The proposed 2025 reform could cut taxes on crypto profits from 55% to 20% and allow loss carryovers. pic.twitter.com/fz2gYrsw8V
— Cointelegraph (@Cointelegraph) September 4, 2024
最新情報によると、金融庁は暗号資産に関する税率を従来の金融資産と調整したいと検討しているそうです。

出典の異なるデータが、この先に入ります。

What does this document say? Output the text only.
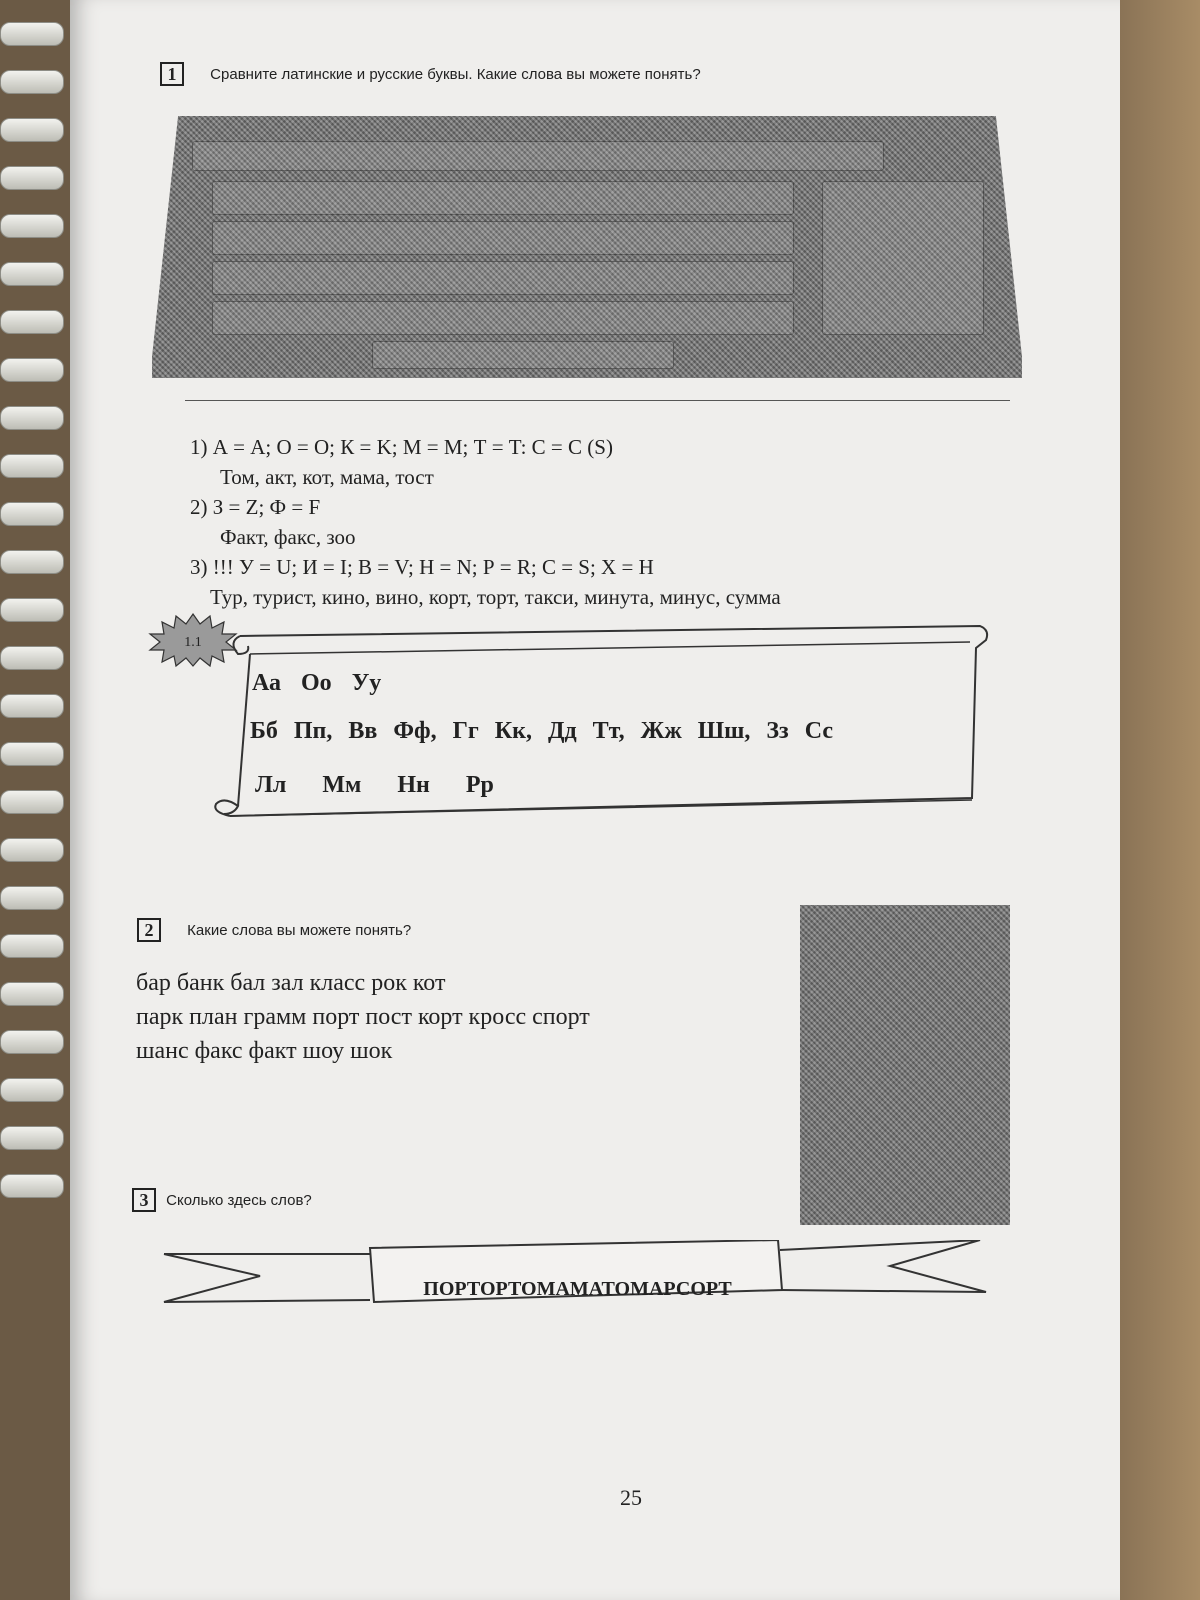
1 Сравните латинские и русские буквы. Какие слова вы можете понять?
1) А = A; О = O; К = K; М = M; Т = T: С = C (S)
Том, акт, кот, мама, тост
2) З = Z; Ф = F
Факт, факс, зоо
3) !!! У = U; И = I; В = V; Н = N; Р = R; С = S; Х = H
Тур, турист, кино, вино, корт, торт, такси, минута, минус, сумма
1.1
Аа Оо Уу
Бб Пп, Вв Фф, Гг Кк, Дд Тт, Жж Шш, Зз Сс
Лл Мм Нн Рр
2 Какие слова вы можете понять?
бар банк бал зал класс рок кот
парк план грамм порт пост корт кросс спорт
шанс факс факт шоу шок
3 Сколько здесь слов?
ПОРТОРТОМАМАТОМАРСОРТ
25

「2025年の改革案によれば、暗号資産から得た利益にかかる税率が55%から20%に引き下げられ、損失を繰越しできる制度が導入されるかもしれない。」
さらに、同じく4日の朝に、国民民主党の代表である玉木雄一郎氏が、暗号通貨課税制の見直しに関するXに投稿しています。
「自民党総裁選挙において、金融資産課税が注目されていますが、日本の仮想通貨に関する税金や規制の見直しについても、是非議論していただきたいと考えます。」
— 玉木雄一郎(国民民主党代表) (@tamakiyuichiro) September 4, 2024
今年、分離課税制度が導入される可能性があるが、一部から厳しい見方もある。